The rooms with empty beds

In a small rural town. Near the city of mines, on a narrow winding road, past the valley of snakes. In a large home. With many rooms and many beds. My grandmother, Maria Hernandez, lives alone. She is 96 now. Many sunrises have her eyes laid on. Many stories do her age marks show.

Every morning, she sits in her hallway, where she sows. No glasses needed, just light. She chooses this spot since it is well lit because of its two doors on opposite sides. She sows by hand, stitch by stitch. And without knowing a part of her lays in every loop, in intricate knots, and in the string wrapped around her finger.

She is an amazing woman. Who bared 15 children. And who along with my grandfather brought up 12 children. So, the household, as she raised her children, was always full of people. It was crowded and loud. Someone was always singing, and the radio was always on. No one was ever by themselves, if anything there was always someone stepping on top of one another. Because that is what family meant. No space. No silence. No being lonely in the dark.

As time passed her kids started to get older. And one by one left her side, for marriage, for schooling, for work. They took on the world, and slowly but surely left behind one more empty bed. That was an inevitability in life that just occurs over time. And gradually there was more room in the house and less noise to be heard. Till one day all the beds became empty but hers.

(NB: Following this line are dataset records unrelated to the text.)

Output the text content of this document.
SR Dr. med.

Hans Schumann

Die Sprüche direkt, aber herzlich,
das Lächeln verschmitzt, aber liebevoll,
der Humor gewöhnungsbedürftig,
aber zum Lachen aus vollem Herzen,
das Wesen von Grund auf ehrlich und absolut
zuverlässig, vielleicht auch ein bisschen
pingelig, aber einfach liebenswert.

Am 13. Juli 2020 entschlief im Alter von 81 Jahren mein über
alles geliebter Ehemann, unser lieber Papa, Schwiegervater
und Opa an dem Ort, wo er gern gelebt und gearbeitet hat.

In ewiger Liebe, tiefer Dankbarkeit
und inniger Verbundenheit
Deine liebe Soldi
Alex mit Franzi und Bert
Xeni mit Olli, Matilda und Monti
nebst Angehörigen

In the last couple of years, with an empty nest and dwindling years I think my grandmother has had more time to ponder about her life.  She is lonely without saying she is lonely. She says things like “no one comes to visit”. “or I must have been such a terrible mother that no one wants to be with me now”. And every time it makes me twinge a little. So much I wish I was right next to her each time, sitting in her lap, hugging her so tight making her squirm, till she realized what she was saying was moronic. Why?

Because I wish she could see the grand scheme of things, of what one very strong willed woman helped build. How as intricate as her embroidery she is stitched into every piece and being of each and one of us that call her family. We are a strong fort, all her descendents. All my uncles grew up to be great men. Responsible, hard working, loving head of their own households. All my aunts became nurturing, sweet, accomplished women. And by default, all her grandchildren got to grow up in loving and nurturing households. And it did not happen over thin air. And it wasn’t a predestination of sorts. The values they instilled in their lives, the morals that carried them through, the ideals that they then passed on to us, it is all thanks to her. And I really wish she could see that. What she has done for each and one of her children, every generation thereafter has benefitted in some way or another.

The house with many beds is now fairly empty. The once rambunctious household that held a dozen children is quiet. The doors have stopped slamming open and there are less chairs in the kitchen table.

But even then, Freud said it best, “Our beds are crowded.” Because even after one by one those beds became vacant. No matter the span of time, the past and the people in it always linger on. In echoes and phantoms, the walls come alive. The pitter patter of small children, the loud and crowded kitchen table, the arguments of teenagers, the endless conversations till morning rose, remain. It is all still there; it is all still hers.